The Western Apicultural Society (WAS) conference, taking place this week in the Dry Creek Inn, Healdsburg, is drawing a lot of interest.
Extension Apiculturist Eric Mussen, member of the UC Davis Department of Entomology, is finishing his yearlong term as president of WAS.
The key point: Honey bees are in trouble. The beekeepers and scientists attending the conference are receiving up-to-date, unpublished research on colony collapse disorder (CDD) the mysterious phenomonen characterized by adult bees abandoning their hive, leaving behind the brood and food storage.
No one knows what causes CCD, but it's thought to be a combination of factors: diseases, pesticides, viruses, stress, pests, malnutrition, and weather changes.
What's new: newly discovered pathogens are landing on the suspect list. Expect to hear more about these new pathogens later this year when the research is published.
It's rather ironic--but expected--that honey bees are nectaring the flowers outside the conference room as the participants are discussing bee health.
The bees will return to their hives and perform round dances and waggle dances to let their sisters know the direction and quality of the food source.
They have a keen sense of direction, like built-in clocks based on a sun-compass orientation.
But for humans, another clock is ticking...
Entomologists, geneticists and virologists are still searching for the cause of colony collapse disorder (CCD).

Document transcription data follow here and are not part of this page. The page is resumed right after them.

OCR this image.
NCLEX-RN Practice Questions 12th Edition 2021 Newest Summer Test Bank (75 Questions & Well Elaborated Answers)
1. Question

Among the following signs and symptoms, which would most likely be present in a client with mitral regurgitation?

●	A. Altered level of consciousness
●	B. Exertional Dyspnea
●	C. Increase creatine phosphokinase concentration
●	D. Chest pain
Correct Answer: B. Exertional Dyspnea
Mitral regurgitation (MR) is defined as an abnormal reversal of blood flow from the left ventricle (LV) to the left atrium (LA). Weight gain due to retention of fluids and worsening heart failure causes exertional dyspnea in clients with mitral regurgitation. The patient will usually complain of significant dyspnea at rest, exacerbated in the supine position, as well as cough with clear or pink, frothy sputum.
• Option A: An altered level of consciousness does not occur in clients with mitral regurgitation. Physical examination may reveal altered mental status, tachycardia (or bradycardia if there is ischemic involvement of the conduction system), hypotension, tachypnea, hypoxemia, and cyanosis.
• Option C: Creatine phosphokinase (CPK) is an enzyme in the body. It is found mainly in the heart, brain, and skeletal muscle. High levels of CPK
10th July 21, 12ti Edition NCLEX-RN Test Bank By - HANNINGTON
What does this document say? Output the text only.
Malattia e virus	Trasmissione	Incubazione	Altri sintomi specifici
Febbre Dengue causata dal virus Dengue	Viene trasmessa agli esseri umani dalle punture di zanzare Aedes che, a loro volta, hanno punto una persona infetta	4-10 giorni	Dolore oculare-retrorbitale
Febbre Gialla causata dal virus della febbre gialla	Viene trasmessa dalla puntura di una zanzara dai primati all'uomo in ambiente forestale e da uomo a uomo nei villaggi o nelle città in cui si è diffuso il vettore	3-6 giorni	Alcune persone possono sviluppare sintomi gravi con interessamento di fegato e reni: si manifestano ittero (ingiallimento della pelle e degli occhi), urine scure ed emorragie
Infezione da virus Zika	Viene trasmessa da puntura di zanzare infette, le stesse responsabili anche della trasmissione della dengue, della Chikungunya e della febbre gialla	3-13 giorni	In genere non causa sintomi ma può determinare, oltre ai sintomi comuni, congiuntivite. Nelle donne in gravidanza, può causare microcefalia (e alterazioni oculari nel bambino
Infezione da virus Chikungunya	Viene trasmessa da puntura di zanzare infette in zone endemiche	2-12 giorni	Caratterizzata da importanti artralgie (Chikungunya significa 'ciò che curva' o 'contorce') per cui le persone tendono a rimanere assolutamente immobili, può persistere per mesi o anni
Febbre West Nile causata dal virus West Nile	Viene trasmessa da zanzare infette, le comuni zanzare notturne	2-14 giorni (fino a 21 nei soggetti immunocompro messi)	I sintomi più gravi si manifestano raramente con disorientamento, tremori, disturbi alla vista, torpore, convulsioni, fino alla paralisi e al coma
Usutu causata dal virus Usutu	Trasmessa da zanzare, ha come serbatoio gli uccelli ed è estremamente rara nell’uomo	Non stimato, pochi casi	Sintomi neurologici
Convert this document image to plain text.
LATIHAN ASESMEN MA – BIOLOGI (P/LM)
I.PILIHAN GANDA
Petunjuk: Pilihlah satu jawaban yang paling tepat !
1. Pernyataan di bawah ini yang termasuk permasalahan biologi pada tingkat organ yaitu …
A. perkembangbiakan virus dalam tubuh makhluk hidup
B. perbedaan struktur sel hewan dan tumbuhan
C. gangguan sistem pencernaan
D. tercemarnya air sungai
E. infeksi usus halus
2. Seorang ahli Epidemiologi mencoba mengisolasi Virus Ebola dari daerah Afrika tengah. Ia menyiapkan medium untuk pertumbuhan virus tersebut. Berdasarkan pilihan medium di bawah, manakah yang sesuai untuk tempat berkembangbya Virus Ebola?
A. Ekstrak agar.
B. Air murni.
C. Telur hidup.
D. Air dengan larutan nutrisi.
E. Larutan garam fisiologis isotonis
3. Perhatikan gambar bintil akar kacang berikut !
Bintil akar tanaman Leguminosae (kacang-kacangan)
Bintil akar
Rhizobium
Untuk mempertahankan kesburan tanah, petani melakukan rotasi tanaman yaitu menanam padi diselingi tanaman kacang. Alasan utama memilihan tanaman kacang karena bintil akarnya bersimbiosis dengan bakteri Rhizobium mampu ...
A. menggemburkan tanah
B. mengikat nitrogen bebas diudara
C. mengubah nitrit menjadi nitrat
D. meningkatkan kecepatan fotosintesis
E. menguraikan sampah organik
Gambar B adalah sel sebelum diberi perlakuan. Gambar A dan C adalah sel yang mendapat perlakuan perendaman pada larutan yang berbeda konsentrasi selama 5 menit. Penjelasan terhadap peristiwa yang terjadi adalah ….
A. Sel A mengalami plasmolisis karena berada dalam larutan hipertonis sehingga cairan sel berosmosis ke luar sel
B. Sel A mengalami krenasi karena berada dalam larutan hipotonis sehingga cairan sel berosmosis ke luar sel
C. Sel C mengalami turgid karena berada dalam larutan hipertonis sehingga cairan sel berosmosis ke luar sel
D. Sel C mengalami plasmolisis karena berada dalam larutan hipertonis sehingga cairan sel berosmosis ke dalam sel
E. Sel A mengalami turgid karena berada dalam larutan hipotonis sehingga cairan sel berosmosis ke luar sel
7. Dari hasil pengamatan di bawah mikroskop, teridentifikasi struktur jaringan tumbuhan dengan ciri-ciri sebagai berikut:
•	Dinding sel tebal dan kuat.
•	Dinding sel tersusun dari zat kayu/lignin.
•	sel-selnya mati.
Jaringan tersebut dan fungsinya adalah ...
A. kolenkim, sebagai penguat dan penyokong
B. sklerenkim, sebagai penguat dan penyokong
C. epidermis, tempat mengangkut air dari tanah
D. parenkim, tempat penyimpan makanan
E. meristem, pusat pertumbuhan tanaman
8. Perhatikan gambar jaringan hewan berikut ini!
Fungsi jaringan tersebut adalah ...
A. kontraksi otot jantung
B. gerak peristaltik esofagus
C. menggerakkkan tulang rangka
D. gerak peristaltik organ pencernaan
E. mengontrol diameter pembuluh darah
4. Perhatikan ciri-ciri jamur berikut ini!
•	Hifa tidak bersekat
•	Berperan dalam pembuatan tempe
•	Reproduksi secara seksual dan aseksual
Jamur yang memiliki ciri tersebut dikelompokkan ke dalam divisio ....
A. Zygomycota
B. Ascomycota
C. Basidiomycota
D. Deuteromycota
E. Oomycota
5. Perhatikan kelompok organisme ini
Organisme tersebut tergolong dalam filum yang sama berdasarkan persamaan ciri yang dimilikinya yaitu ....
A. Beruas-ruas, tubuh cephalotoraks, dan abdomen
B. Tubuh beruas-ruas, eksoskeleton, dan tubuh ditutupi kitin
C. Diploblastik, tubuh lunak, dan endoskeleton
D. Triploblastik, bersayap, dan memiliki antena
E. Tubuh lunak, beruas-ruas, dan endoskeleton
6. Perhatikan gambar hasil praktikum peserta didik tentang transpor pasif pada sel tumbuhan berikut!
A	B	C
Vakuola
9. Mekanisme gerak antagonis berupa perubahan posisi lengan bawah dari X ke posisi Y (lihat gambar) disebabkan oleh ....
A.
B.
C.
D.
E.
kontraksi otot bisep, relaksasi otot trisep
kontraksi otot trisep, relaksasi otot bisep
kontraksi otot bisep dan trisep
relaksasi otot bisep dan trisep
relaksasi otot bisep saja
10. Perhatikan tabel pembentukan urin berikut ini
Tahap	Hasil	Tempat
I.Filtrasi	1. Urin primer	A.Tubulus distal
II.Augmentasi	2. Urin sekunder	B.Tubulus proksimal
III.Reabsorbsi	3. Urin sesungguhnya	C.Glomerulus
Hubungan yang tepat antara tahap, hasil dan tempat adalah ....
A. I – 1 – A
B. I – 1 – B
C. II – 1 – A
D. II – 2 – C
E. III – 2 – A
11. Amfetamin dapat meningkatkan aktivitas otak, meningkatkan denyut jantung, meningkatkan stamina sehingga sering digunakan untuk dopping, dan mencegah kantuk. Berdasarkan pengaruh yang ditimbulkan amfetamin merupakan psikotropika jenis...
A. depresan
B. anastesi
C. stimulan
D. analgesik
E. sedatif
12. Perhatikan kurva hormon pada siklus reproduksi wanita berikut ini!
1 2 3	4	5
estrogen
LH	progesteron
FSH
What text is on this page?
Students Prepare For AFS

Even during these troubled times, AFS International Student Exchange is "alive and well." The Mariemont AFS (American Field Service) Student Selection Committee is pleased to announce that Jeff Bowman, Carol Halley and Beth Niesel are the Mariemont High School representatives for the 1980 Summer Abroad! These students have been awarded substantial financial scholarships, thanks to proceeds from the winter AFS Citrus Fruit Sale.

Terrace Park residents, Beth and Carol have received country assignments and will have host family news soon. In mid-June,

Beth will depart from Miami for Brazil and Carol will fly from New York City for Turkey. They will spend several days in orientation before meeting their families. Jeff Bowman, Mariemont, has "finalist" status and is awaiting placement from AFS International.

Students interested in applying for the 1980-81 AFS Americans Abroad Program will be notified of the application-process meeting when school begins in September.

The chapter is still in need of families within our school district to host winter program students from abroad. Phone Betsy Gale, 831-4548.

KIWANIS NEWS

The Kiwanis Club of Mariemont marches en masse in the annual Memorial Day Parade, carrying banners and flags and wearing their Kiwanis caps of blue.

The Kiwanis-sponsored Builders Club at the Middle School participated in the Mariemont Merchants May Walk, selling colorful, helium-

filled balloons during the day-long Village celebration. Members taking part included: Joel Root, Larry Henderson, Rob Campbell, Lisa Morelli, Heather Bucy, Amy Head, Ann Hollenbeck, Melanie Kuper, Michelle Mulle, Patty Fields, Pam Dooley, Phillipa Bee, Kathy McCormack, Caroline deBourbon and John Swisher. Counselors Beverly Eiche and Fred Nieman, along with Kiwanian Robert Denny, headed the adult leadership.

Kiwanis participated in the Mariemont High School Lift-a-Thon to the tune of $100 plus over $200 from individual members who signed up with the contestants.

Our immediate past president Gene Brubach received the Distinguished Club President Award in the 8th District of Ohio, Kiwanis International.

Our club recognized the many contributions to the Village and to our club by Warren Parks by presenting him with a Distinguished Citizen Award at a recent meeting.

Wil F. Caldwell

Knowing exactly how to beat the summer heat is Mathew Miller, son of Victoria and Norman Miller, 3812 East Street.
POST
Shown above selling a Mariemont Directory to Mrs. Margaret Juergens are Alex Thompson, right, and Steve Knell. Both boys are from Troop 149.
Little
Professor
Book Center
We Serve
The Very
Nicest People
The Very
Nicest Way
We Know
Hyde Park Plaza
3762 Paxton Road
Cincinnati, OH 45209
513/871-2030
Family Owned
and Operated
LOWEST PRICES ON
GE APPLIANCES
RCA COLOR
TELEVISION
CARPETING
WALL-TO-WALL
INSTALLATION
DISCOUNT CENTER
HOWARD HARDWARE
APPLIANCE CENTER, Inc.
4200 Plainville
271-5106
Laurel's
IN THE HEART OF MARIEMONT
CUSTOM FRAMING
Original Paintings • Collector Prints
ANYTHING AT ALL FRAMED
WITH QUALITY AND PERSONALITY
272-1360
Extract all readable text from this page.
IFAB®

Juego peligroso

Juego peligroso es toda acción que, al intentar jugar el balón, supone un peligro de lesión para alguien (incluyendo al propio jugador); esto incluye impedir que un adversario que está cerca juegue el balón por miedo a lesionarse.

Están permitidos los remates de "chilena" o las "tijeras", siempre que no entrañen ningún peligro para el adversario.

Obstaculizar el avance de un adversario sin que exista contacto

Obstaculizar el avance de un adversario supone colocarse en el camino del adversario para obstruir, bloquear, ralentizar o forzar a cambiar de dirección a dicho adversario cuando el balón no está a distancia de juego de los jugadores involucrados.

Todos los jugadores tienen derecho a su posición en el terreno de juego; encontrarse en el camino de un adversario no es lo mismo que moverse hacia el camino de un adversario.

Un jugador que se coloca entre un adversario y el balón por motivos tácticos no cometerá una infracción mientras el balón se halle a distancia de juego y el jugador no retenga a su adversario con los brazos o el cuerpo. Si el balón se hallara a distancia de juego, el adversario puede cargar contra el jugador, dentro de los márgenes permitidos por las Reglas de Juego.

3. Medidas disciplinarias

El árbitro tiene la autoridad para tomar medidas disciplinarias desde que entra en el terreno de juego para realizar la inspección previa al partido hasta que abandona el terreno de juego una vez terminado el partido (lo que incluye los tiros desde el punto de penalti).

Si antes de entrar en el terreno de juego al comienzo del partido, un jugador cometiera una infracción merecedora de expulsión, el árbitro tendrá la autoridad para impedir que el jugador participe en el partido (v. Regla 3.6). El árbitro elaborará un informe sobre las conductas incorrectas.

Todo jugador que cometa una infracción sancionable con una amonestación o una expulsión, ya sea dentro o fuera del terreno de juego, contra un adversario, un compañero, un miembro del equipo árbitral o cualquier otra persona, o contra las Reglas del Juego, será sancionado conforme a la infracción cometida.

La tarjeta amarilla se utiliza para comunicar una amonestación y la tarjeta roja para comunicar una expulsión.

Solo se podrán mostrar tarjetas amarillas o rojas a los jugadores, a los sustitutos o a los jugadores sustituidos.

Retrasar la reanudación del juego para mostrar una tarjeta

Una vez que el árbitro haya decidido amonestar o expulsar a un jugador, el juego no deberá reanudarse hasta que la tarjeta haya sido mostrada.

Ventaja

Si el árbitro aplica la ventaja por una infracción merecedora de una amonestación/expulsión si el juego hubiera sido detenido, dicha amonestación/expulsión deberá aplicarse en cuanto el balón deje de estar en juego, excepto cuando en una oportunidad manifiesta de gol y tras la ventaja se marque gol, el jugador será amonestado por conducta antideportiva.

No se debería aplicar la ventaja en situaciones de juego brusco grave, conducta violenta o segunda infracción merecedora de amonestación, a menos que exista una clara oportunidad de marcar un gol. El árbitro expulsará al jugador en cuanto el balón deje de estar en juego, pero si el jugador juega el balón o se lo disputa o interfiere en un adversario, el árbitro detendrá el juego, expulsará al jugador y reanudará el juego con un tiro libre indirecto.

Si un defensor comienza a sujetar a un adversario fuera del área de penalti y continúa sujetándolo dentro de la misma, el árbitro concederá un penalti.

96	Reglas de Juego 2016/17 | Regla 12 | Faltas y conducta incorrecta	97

Yes, they're still searching, and no, there' s no known cause yet.
CCD is a mysterious phenomonen characterized by adult bees abandoning the hive. They leave behind the brood and stored food.
When we attended the 55th annual meeting of the Entomological Society of America in December 2007, one of the highly attended seminars dealt with the plight of the honey bees. Pennsylvania State University entomologist Dennis vanEngelsdorp and USDA entomologist Jeff Pettis were among those addressing the crowd.
In research just published in PLOS One, a peer-reviewed science publication, they and their colleagues found that a higher total load of pathogens--viruses, bacteria and fungi--appears to show the strongest link yet with CCD.
The researchers examined 91 colonies from 13 apiaries in Florida and California. They screened for bacteria, mites, Nosema (protozoan parasites) numerous viruses, nutrition status and 171 pesticides. They also sampled adult bees, wax comb bee bread (stored and processed pollen) and brood.
"Of 61 quantified variables (including adult bee physiology, pathogen loads, and pesticide levels), no single measure emerged as a most-likely cause of CCDm" they wrote. "Bees in CCD colonies had higher pathogen loads and were co-infected with a greater number of pathogens than control populations, suggesting either an increased exposure to pathogens or a reduced resistance of bees toward pathogens. Levels of the synthetic acaricide coumaphos (used by beekeepers to control the parasitic mite Varroa destructor) were higher in control colonies than CCD-affected colonies."
Their research, the first comprehensive survey of CCD-affected bee populations, suggests that CCD "involves an interaction between pathogens and other stress factors," they wrote. They presented evidence that CCD is "is contagious or the result of exposure to a common risk factor."
Bottom line: High pathogen loads are linked to CCD symptoms, but scientists still don't know what causes bees to become infected with SO MANY pathogens.
What this research does is narrow the direction of future CCD research. It's a big step in the right direction.
"Help the bees" continues to be a resounding cry. Helping to fund the research is Häagen-Dazs (about 50 percent of their ice cream flavors depend on bee pollination). Those visiting their educational Web site can donate funds to Penn State and UC Davis.